Being a parent has been one of the most rewarding experiences of my life. I’ve been a parent for more than 13 years now to two amazing
little big girls.
It’s amazing to see the stark contrasts in personality between the two of them.
My 13-year-old is getting witty and her humor is getting more mature. Conversations with her are way different than they were even a few years ago. She loves to read and will get into her own little world if she has a book in her hands. She doesn’t purposely ignore you, but sometimes she’ll think she said something to respond but it didn’t actually come out of her mouth.
My 10-year-old on the other hand loves to chat to the point where sometimes it’s hard to concentrate on anything else. She’s a giant goofball compared to her sister and is starting to get into some longer action-adventure video games. She’s pretty good at Dad Jokes too so I’ve got some competition!
They are both incredible, loving girls in their own right. They are also both very goofy and make me giggle like crazy.
While it’s hard to believe sometimes that both of these girls are an extension of my wife and me, they have taught me quite a bit about personal finance.
Here are 3 things that being a parent has taught me about personal finance.
1. Count Your Money Too Often and You Might Lose Some
My older daughter had a piggy bank when she was younger and she would love to take her money out and count it. There was one time I had to tell her “no” and she said she wanted to count it “to make sure it was all there.”
I can’t tell you how many pennies and other coins I would find around the house because of this.
She would take it out, count it, put it back in, dump it all out again, count it some more, play with it, roll it around the floor, put it back in her piggy bank, leave and go do something else, etc.
The pattern was that there was no pattern. She wasn’t taking care of it even though it seemed like she might be managing it, and it would end up everywhere.
The biggest thing I’ve learned from this is to not count your money too much. Don’t spend so much time figuring out your money that you forget to use it as a personal tool to live.
If you focus too much on how much money you have and where it’s going, you not only create undue stress for yourself, but you also will over-analyze your budgets, second guess yourself, and ultimately make the wrong decision.
You will end up losing money because of this.
Look at your money as often as is best for you.
Go with your gut on your budgets, and then let your money do the rest of the work.
2. The Happiness Effect of Spoiling with “Things” Doesn’t Last Long
There was a period of time when my older daughter was about 1 and a half to 3 years old when I would spoil her in a very specific way.

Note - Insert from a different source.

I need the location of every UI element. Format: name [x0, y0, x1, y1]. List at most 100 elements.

Every time we went to the Disney Store, I’d buy her anywhere from one to three Disney stuffed animals. Every. Time. I blame my love for Disney and my love for my daughter. It’s a losing battle with attacks on both fronts. 😉
The result? We had a bunch of Disney stuffed animals that were not played with and would take up a bunch of space. I did NOT see that coming.
The happiness you experience when you buy something doesn’t last unless it’s something you truly value. We all enjoy spoiling and being spoiled but think twice before you do it—something I have to remind myself of constantly.
I’ve written before about there being a time when I tried to spoil myself to keep me happy at my previous job. The problem was that I needed to keep spoiling myself.
For a small time frame, I was happy because I had just bought myself something really nice, whether it was a favorite meal (or junk food) or a new gadget.
But I needed to keep doing stuff like that in order to stay happy, and even then it was kind of an empty happiness from not being fulfilled. Not. Worth. It.
Now we prioritize spending money on traveling and doing other things that truly bring value to our lives. Find what you truly value, and then readjust your money to go after those things.
3. Reprioritizing is Worth It!
One of the things that was a struggle when I first became a parent is that my wife and I wouldn’t be able to do whatever we want anymore. We could no longer take a late-night run to Target on a whim or plan on seeing a late movie without considering a babysitter.
Our priorities had to shift to this adorable little girl who couldn’t do anything for herself and depended on us literally for her life.
Well, it was absolutely worth it.
Reprioritizing your budget is also worth it.
Go through your budget, find what you value, don’t put so much money toward what you don’t value, and I guaranteed you that you will be able to find some extra money to put toward debt or saving.
Reprioritizing your expenses will also lead to greater satisfaction as well. You will be happier because you won’t be spending money on the things that are basically a happiness bucket with a hole in it.
Prioritizing the things you value over the things you don’t will help you feel fulfilled. This will lead to better financial decisions. #WorthIt
Parenting and Personal Finance
Being a parent has taught me a lot. I knew it would, but I didn’t realize it would teach me about personal finance.
From what I’ve found, not worrying too much about your money—as well as reprioritizing and spoiling on the right things—is how to get much more satisfaction from your budget.
It is cheaper to spoil yourself on things that matter and that you value because you won’t have to keep doing it to feel spoiled. The effect lasts much longer.
I love my kids very much and I’m excited to keep learning from them and the situations I continue to find myself in with them.
However, even if you don’t have kids, the lessons above applied to your finances will be worth the shift.